A difference in bulbar redness of 0.4 units or more between observers may be considered significant, because such a difference would be greater than the inter-observer 95% limits of agreement found for our two observers. No significant difference was found between the two observers, except for the temporal quadrant. There was a tendency for observer 1 to give lower scores than observer 2 to eyes that were more red (Figure 4). In our study, the two observers were trainee optometrists. Before the study commenced, the two observers and one of the other authors (PJM, an experienced user of clinical grading scales) discussed grading strategies and compared the bulbar redness grades assigned to a series of human subjects. No measurement of the inter-observer agreement was made before data collection. Trained observers have better inter- and intra-observer agreement.32, 47 In a similar study on clinical grading of the upper palpebral conjunctiva of non-contact lens wearers,44 the inter-observer 95% limits of agreement at the beginning was 0.76 units, but improved to 0.24 units at the end of the study. In another similar study on corneal staining,43 the inter-observer 95% limits of agreement was 0.36 units, and they reported no differences in agreement between the start and end of the study. In studies on grading bulbar redness of photographs, Papas34 found an inter-observer 95% limits of agreement of 0.8 units for seven experienced observers, and Chong et al48 found inter-observer 95% limits of agreements of 0.32–0.42 units for five experienced observers.
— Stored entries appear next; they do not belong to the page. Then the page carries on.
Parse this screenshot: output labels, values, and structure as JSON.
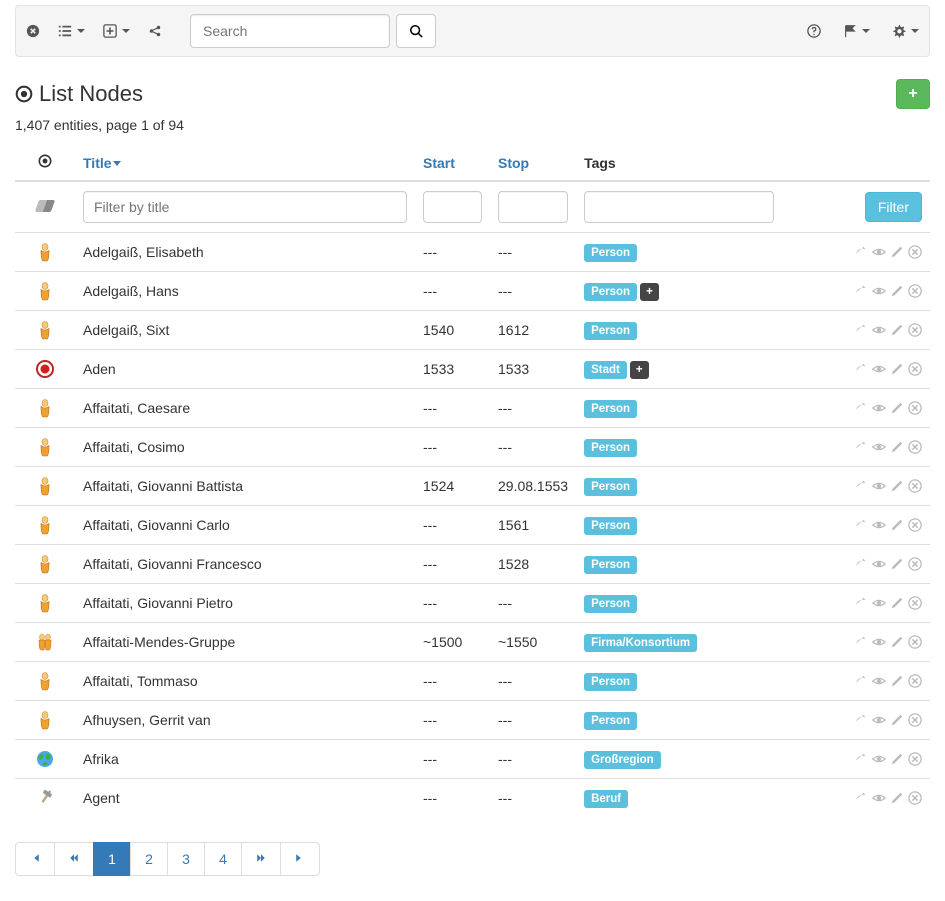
{
  "toolbar": {
    "search_placeholder": "Search"
  },
  "header": {
    "title": "List Nodes",
    "subhead": "1,407 entities, page 1 of 94"
  },
  "columns": {
    "title": "Title",
    "start": "Start",
    "stop": "Stop",
    "tags": "Tags"
  },
  "filter": {
    "title_placeholder": "Filter by title",
    "button": "Filter"
  },
  "tags": {
    "person": "Person",
    "stadt": "Stadt",
    "firma": "Firma/Konsortium",
    "grossregion": "Großregion",
    "beruf": "Beruf",
    "plus": "+"
  },
  "rows": [
    {
      "icon": "person",
      "title": "Adelgaiß, Elisabeth",
      "start": "---",
      "stop": "---",
      "tags": [
        "person"
      ],
      "plus": false
    },
    {
      "icon": "person",
      "title": "Adelgaiß, Hans",
      "start": "---",
      "stop": "---",
      "tags": [
        "person"
      ],
      "plus": true
    },
    {
      "icon": "person",
      "title": "Adelgaiß, Sixt",
      "start": "1540",
      "stop": "1612",
      "tags": [
        "person"
      ],
      "plus": false
    },
    {
      "icon": "city",
      "title": "Aden",
      "start": "1533",
      "stop": "1533",
      "tags": [
        "stadt"
      ],
      "plus": true
    },
    {
      "icon": "person",
      "title": "Affaitati, Caesare",
      "start": "---",
      "stop": "---",
      "tags": [
        "person"
      ],
      "plus": false
    },
    {
      "icon": "person",
      "title": "Affaitati, Cosimo",
      "start": "---",
      "stop": "---",
      "tags": [
        "person"
      ],
      "plus": false
    },
    {
      "icon": "person",
      "title": "Affaitati, Giovanni Battista",
      "start": "1524",
      "stop": "29.08.1553",
      "tags": [
        "person"
      ],
      "plus": false
    },
    {
      "icon": "person",
      "title": "Affaitati, Giovanni Carlo",
      "start": "---",
      "stop": "1561",
      "tags": [
        "person"
      ],
      "plus": false
    },
    {
      "icon": "person",
      "title": "Affaitati, Giovanni Francesco",
      "start": "---",
      "stop": "1528",
      "tags": [
        "person"
      ],
      "plus": false
    },
    {
      "icon": "person",
      "title": "Affaitati, Giovanni Pietro",
      "start": "---",
      "stop": "---",
      "tags": [
        "person"
      ],
      "plus": false
    },
    {
      "icon": "group",
      "title": "Affaitati-Mendes-Gruppe",
      "start": "~1500",
      "stop": "~1550",
      "tags": [
        "firma"
      ],
      "plus": false
    },
    {
      "icon": "person",
      "title": "Affaitati, Tommaso",
      "start": "---",
      "stop": "---",
      "tags": [
        "person"
      ],
      "plus": false
    },
    {
      "icon": "person",
      "title": "Afhuysen, Gerrit van",
      "start": "---",
      "stop": "---",
      "tags": [
        "person"
      ],
      "plus": false
    },
    {
      "icon": "globe",
      "title": "Afrika",
      "start": "---",
      "stop": "---",
      "tags": [
        "grossregion"
      ],
      "plus": false
    },
    {
      "icon": "hammer",
      "title": "Agent",
      "start": "---",
      "stop": "---",
      "tags": [
        "beruf"
      ],
      "plus": false
    }
  ],
  "pagination": {
    "pages": [
      "1",
      "2",
      "3",
      "4"
    ],
    "active": "1"
  }
}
Thus, our 0.4-unit inter-observer 95% limits of agreement is comparable to two previous studies that also used real eyes,43, 44 and similar to48 or smaller than34, 49 studies that used photographs to assess inter-observer agreement.
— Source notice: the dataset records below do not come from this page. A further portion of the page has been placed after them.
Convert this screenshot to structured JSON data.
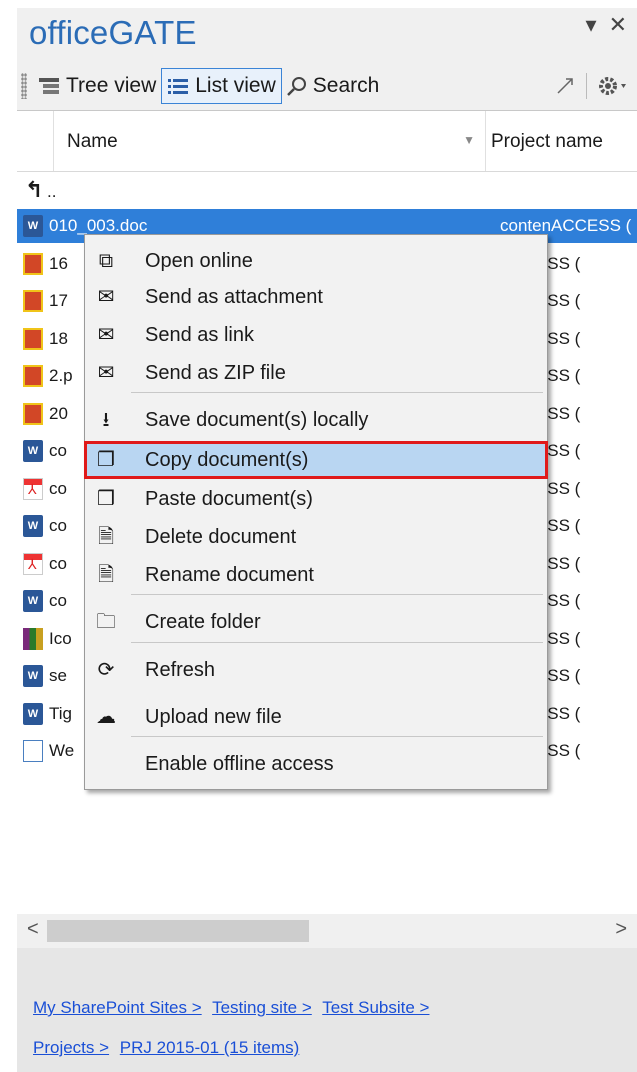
{
  "title": "officeGATE",
  "title_controls": {
    "pin": "▾",
    "close": "✕"
  },
  "toolbar": {
    "tree_view": "Tree view",
    "list_view": "List view",
    "search": "Search"
  },
  "list": {
    "columns": {
      "name": "Name",
      "project": "Project name"
    },
    "up_label": "..",
    "rows": [
      {
        "name": "010_003.doc",
        "project": "contenACCESS (",
        "icon": "word-icon",
        "selected": true
      },
      {
        "name": "16",
        "project": "ACCESS (",
        "icon": "powerpoint-icon"
      },
      {
        "name": "17",
        "project": "ACCESS (",
        "icon": "powerpoint-icon"
      },
      {
        "name": "18",
        "project": "ACCESS (",
        "icon": "powerpoint-icon"
      },
      {
        "name": "2.p",
        "project": "ACCESS (",
        "icon": "powerpoint-icon"
      },
      {
        "name": "20",
        "project": "ACCESS (",
        "icon": "powerpoint-icon"
      },
      {
        "name": "co",
        "project": "ACCESS (",
        "icon": "word-icon"
      },
      {
        "name": "co",
        "project": "ACCESS (",
        "icon": "pdf-icon"
      },
      {
        "name": "co",
        "project": "ACCESS (",
        "icon": "word-icon"
      },
      {
        "name": "co",
        "project": "ACCESS (",
        "icon": "pdf-icon"
      },
      {
        "name": "co",
        "project": "ACCESS (",
        "icon": "word-icon"
      },
      {
        "name": "Ico",
        "project": "ACCESS (",
        "icon": "archive-icon"
      },
      {
        "name": "se",
        "project": "ACCESS (",
        "icon": "word-icon"
      },
      {
        "name": "Tig",
        "project": "ACCESS (",
        "icon": "word-icon"
      },
      {
        "name": "We",
        "project": "ACCESS (",
        "icon": "generic-file-icon"
      }
    ]
  },
  "context_menu": {
    "items": [
      {
        "label": "Open online",
        "icon": "open-external-icon",
        "glyph": "⧉"
      },
      {
        "label": "Send as attachment",
        "icon": "mail-attachment-icon",
        "glyph": "✉"
      },
      {
        "label": "Send as link",
        "icon": "mail-link-icon",
        "glyph": "✉"
      },
      {
        "label": "Send as ZIP file",
        "icon": "mail-zip-icon",
        "glyph": "✉"
      },
      {
        "label": "Save document(s) locally",
        "icon": "download-icon",
        "glyph": "⭳"
      },
      {
        "label": "Copy document(s)",
        "icon": "copy-icon",
        "glyph": "❐",
        "highlighted": true
      },
      {
        "label": "Paste document(s)",
        "icon": "paste-icon",
        "glyph": "❒"
      },
      {
        "label": "Delete document",
        "icon": "delete-document-icon",
        "glyph": "🗎"
      },
      {
        "label": "Rename document",
        "icon": "rename-document-icon",
        "glyph": "🗎"
      },
      {
        "label": "Create folder",
        "icon": "create-folder-icon",
        "glyph": "🗀"
      },
      {
        "label": "Refresh",
        "icon": "refresh-icon",
        "glyph": "⟳"
      },
      {
        "label": "Upload new file",
        "icon": "upload-cloud-icon",
        "glyph": "☁"
      },
      {
        "label": "Enable offline access",
        "icon": "offline-access-icon",
        "glyph": ""
      }
    ]
  },
  "breadcrumbs": [
    "My SharePoint Sites >",
    "Testing site >",
    "Test Subsite >",
    "Projects >",
    "PRJ 2015-01 (15 items)"
  ]
}
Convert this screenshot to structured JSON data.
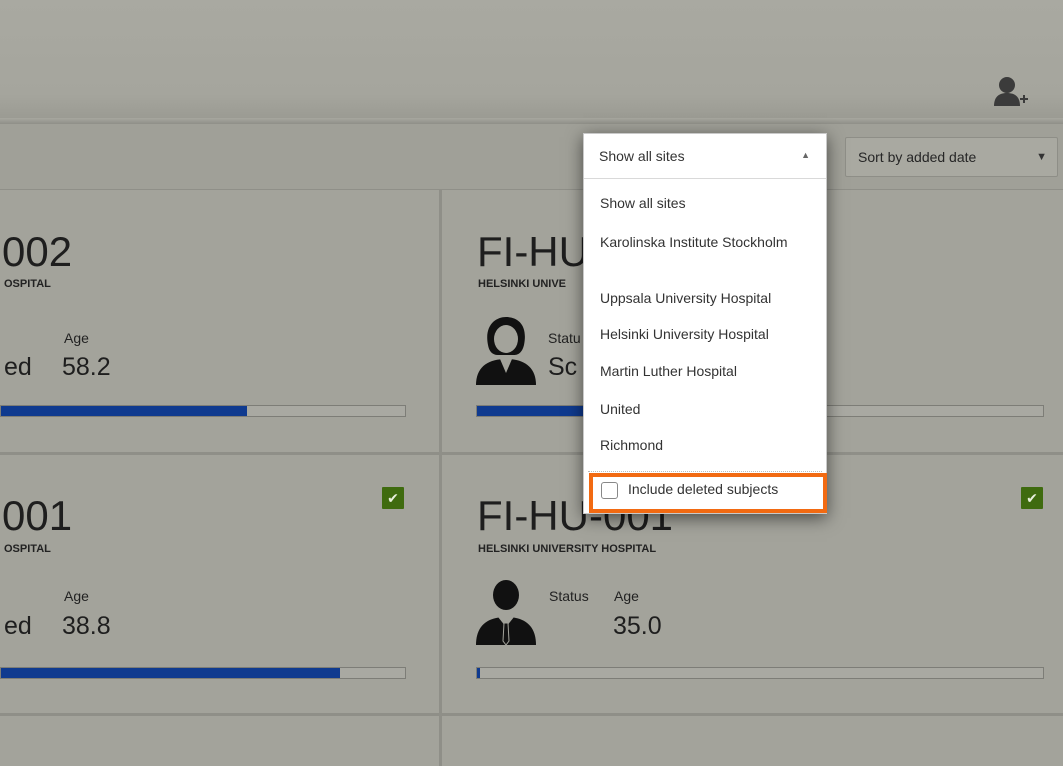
{
  "toolbar": {
    "sort_select": {
      "selected": "Sort by added date"
    },
    "site_filter": {
      "selected": "Show all sites",
      "options": [
        "Show all sites",
        "Karolinska Institute Stockholm",
        "Uppsala University Hospital",
        "Helsinki University Hospital",
        "Martin Luther Hospital",
        "United",
        "Richmond"
      ],
      "include_deleted_label": "Include deleted subjects",
      "include_deleted_checked": false
    }
  },
  "cards": [
    {
      "id": "002",
      "site": "OSPITAL",
      "status_label": "",
      "status_value": "ed",
      "age_label": "Age",
      "age_value": "58.2",
      "progress": 0.61,
      "checked": false
    },
    {
      "id": "FI-HU",
      "site": "HELSINKI UNIVE",
      "status_label": "Statu",
      "status_value": "Sc",
      "age_label": "",
      "age_value": "",
      "progress": 0.2,
      "checked": false
    },
    {
      "id": "001",
      "site": "OSPITAL",
      "status_label": "",
      "status_value": "ed",
      "age_label": "Age",
      "age_value": "38.8",
      "progress": 0.84,
      "checked": true
    },
    {
      "id": "FI-HU-001",
      "site": "HELSINKI UNIVERSITY HOSPITAL",
      "status_label": "Status",
      "status_value": "",
      "age_label": "Age",
      "age_value": "35.0",
      "progress": 0.005,
      "checked": true
    }
  ],
  "colors": {
    "accent": "#0f3a8f",
    "highlight": "#f26a12",
    "check": "#3f6b0f"
  },
  "icons": {
    "add_user": "add-user-icon",
    "avatar_female": "female-avatar-icon",
    "avatar_male": "male-avatar-icon",
    "check": "checkmark-icon"
  }
}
Intra-observer agreement is also important in the assessment of grading scales. Inter-observer agreement compares two (or more) independent observers, whereas intra-observer agreement describes the repeatability of an observer, the ability to give the same result at each time of assessment. Both can be used to interpret changes in grading scale scores and to determine sample sizes necessary for future studies. Intra-observer 95% limits of agreements have been reported ranging from 0.78 to 1.52 units in studies using photographs,38, 47, 50, 51 values that appear to be larger than comparable studies of inter-observer agreement. As intra-observer agreement was not found in our study, the significance of a change between observations of real eyes made by a single observer is not known.

In conclusion, although the bulbar conjunctival hyperaemia of a white eye may be redder than expected, this probably reflects the normal physiological detail visible by slit-lamp microscopy and not an error in the design of the grading scale. Given that normal bulbar redness can range from 1.3 to 2.6 units, it is more important that the clinician make note of the baseline appearance, as a change in bulbar redness score of 0.4 units or more may be significant.